A reflection to carry
The Prophet ﷺ, after the surah was revealed, would say in his rukūʿ and sujūd: subḥānaka Allāhumma rabbanā wa bi-ḥamdik; Allāhumma ighfir lī (Bukhārī, Muslim). He paired the surah's command into his daily salah. The believer learns: at every prostration, glorify and seek forgiveness. The two go together. The salaf understood this verse as their model: when something good happens, immediately make istighfār. Why? Because pride is the silent thief that takes the reward right at the moment of receiving it. Istighfār at the top is the protection.

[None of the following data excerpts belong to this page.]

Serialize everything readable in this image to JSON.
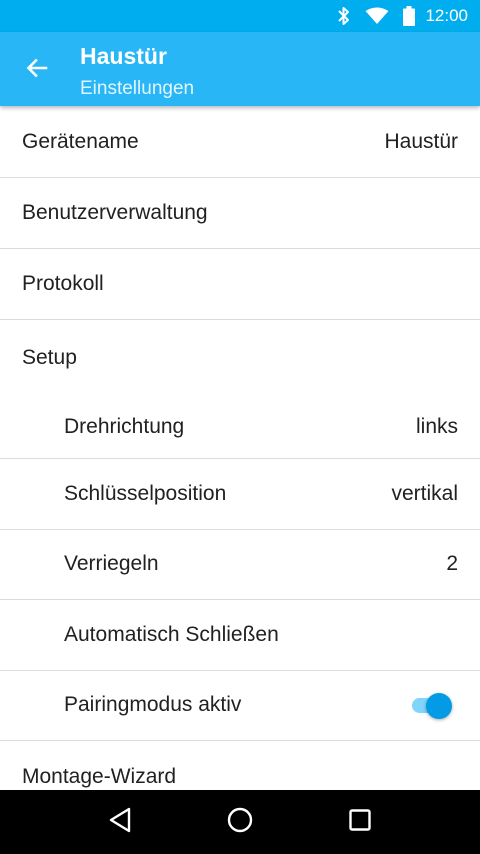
{
  "status_bar": {
    "time": "12:00",
    "icons": [
      "bluetooth-icon",
      "wifi-icon",
      "battery-icon"
    ],
    "color": "#00aeef"
  },
  "app_bar": {
    "title": "Haustür",
    "subtitle": "Einstellungen",
    "back_icon": "arrow-back-icon",
    "color": "#29b6f6"
  },
  "settings": {
    "device_name": {
      "label": "Gerätename",
      "value": "Haustür"
    },
    "user_management": {
      "label": "Benutzerverwaltung"
    },
    "log": {
      "label": "Protokoll"
    },
    "setup": {
      "label": "Setup"
    },
    "rotation": {
      "label": "Drehrichtung",
      "value": "links"
    },
    "key_position": {
      "label": "Schlüsselposition",
      "value": "vertikal"
    },
    "lock_turns": {
      "label": "Verriegeln",
      "value": "2"
    },
    "auto_close": {
      "label": "Automatisch Schließen"
    },
    "pairing_mode": {
      "label": "Pairingmodus aktiv",
      "enabled": true,
      "accent": "#039be5"
    },
    "wizard": {
      "label": "Montage-Wizard"
    }
  },
  "nav_bar": {
    "icons": [
      "back-triangle-icon",
      "home-circle-icon",
      "recents-square-icon"
    ]
  }
}
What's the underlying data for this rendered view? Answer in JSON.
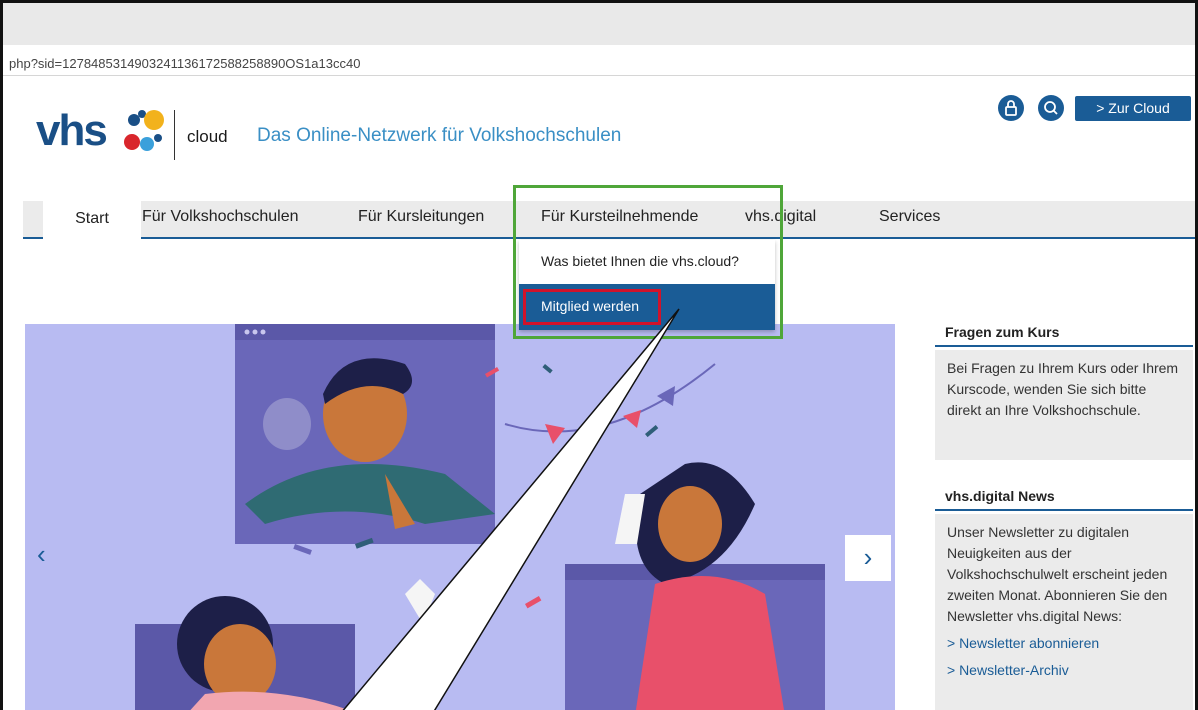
{
  "browser": {
    "url_fragment": "php?sid=1278485314903241136172588258890OS1a13cc40"
  },
  "header": {
    "logo_text": "vhs",
    "cloud_word": "cloud",
    "tagline": "Das Online-Netzwerk für Volkshochschulen",
    "zur_cloud_label": "> Zur Cloud",
    "lock_icon": "lock-icon",
    "search_icon": "search-icon"
  },
  "nav": {
    "items": [
      {
        "label": "Start"
      },
      {
        "label": "Für Volkshochschulen"
      },
      {
        "label": "Für Kursleitungen"
      },
      {
        "label": "Für Kursteilnehmende"
      },
      {
        "label": "vhs.digital"
      },
      {
        "label": "Services"
      }
    ]
  },
  "dropdown": {
    "items": [
      {
        "label": "Was bietet Ihnen die vhs.cloud?"
      },
      {
        "label": "Mitglied werden"
      }
    ]
  },
  "carousel": {
    "prev": "‹",
    "next": "›"
  },
  "sidebar": {
    "box1": {
      "title": "Fragen zum Kurs",
      "text": "Bei Fragen zu Ihrem Kurs oder Ihrem Kurscode, wenden Sie sich bitte direkt an Ihre Volkshochschule."
    },
    "box2": {
      "title": "vhs.digital News",
      "text": "Unser Newsletter zu digitalen Neuigkeiten aus der Volkshochschulwelt erscheint jeden zweiten Monat. Abonnieren Sie den Newsletter vhs.digital News:",
      "links": [
        "> Newsletter abonnieren",
        "> Newsletter-Archiv"
      ]
    }
  },
  "colors": {
    "brand_blue": "#1a5c96",
    "highlight_green": "#4fa639",
    "highlight_red": "#d1132b"
  }
}
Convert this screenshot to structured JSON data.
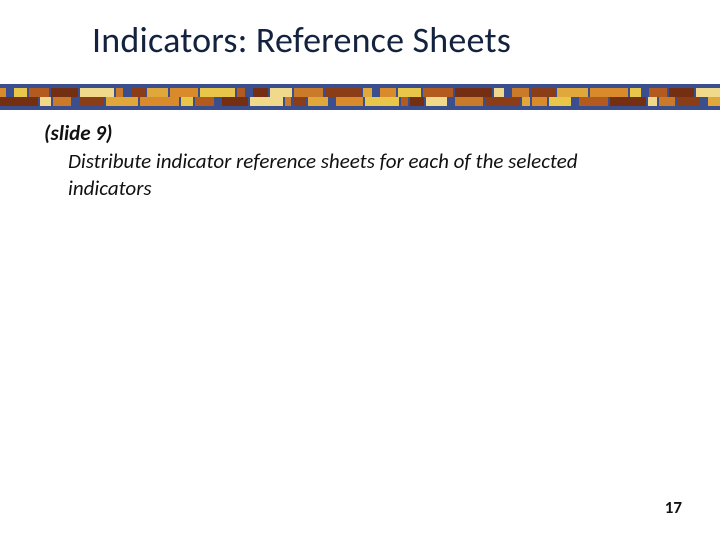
{
  "title": "Indicators: Reference Sheets",
  "slide_ref": "(slide 9)",
  "body": "Distribute indicator reference sheets for each of the selected indicators",
  "page_number": "17",
  "decor": {
    "bg": "#3b4f8f",
    "colors": [
      "#d98a2b",
      "#e7c64a",
      "#b35a1f",
      "#742f13",
      "#f0d98a",
      "#c97b2a",
      "#8a3d16",
      "#e0a83a"
    ]
  }
}
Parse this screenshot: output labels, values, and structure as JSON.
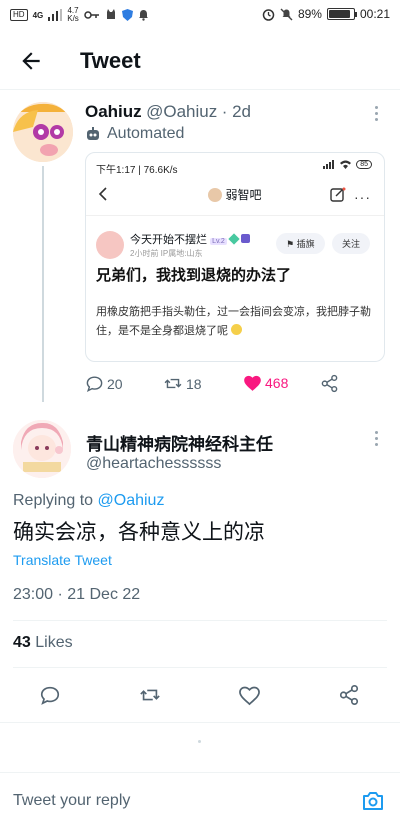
{
  "status_bar": {
    "hd": "HD",
    "network": "4G",
    "speed_value": "4.7",
    "speed_unit": "K/s",
    "battery_percent": "89%",
    "battery_level": 0.89,
    "time": "00:21"
  },
  "header": {
    "title": "Tweet"
  },
  "tweet1": {
    "name": "Oahiuz",
    "handle": "@Oahiuz",
    "age": "· 2d",
    "automated": "Automated",
    "embed": {
      "status_time": "下午1:17 | 76.6K/s",
      "status_right": "85",
      "forum_title": "弱智吧",
      "username": "今天开始不摆烂",
      "level": "Lv.2",
      "subline": "2小时前  IP属地:山东",
      "btn_insert": "插旗",
      "btn_follow": "关注",
      "headline": "兄弟们，我找到退烧的办法了",
      "body": "用橡皮筋把手指头勒住，过一会指间会变凉，我把脖子勒住，是不是全身都退烧了呢"
    },
    "replies": "20",
    "retweets": "18",
    "likes": "468"
  },
  "tweet2": {
    "name": "青山精神病院神经科主任",
    "handle": "@heartachessssss",
    "replying_prefix": "Replying to",
    "replying_handle": "@Oahiuz",
    "text": "确实会凉，各种意义上的凉",
    "translate": "Translate Tweet",
    "timestamp": "23:00 · 21 Dec 22",
    "likes_count": "43",
    "likes_label": "Likes"
  },
  "reply_bar": {
    "placeholder": "Tweet your reply"
  },
  "colors": {
    "accent": "#1d9bf0",
    "like": "#f91880",
    "muted": "#536471"
  }
}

Read the longer reflection
There is a teaching here that reshapes how a believer relates to his own successes. The world's pattern: when you succeed, celebrate and post about it; when you fail, hide and repent. Allah's pattern: when you succeed, hide your success and make istighfār; when you fail, name the failure and make istighfār. The success is more dangerous than the failure. Failure usually softens the heart; success usually hardens it. The salaf knew this. Abū Bakr, after being told he was the most beloved companion of the Prophet ﷺ, wept in fear of ʿujb. ʿUmar, on the day Allah opened Jerusalem to him, entered the city on a donkey wearing a patched robe so no honor would accrue to him. ʿUthmān, at the peak of his wealth, made extravagant istighfār daily. Each of them was living Sūrat al-Naṣr. Today, when something good happens to you, before you tell anyone, before you celebrate, before you post: make istighfār. The Prophet ﷺ's victory was crowned with istighfār; let your small victories be crowned the same way. Yā Allāh, do not let our successes become our undoing. Teach us to pair every blessing with tasbīḥ and istighfār, so the gift is kept and the giver is acknowledged. Āmīn.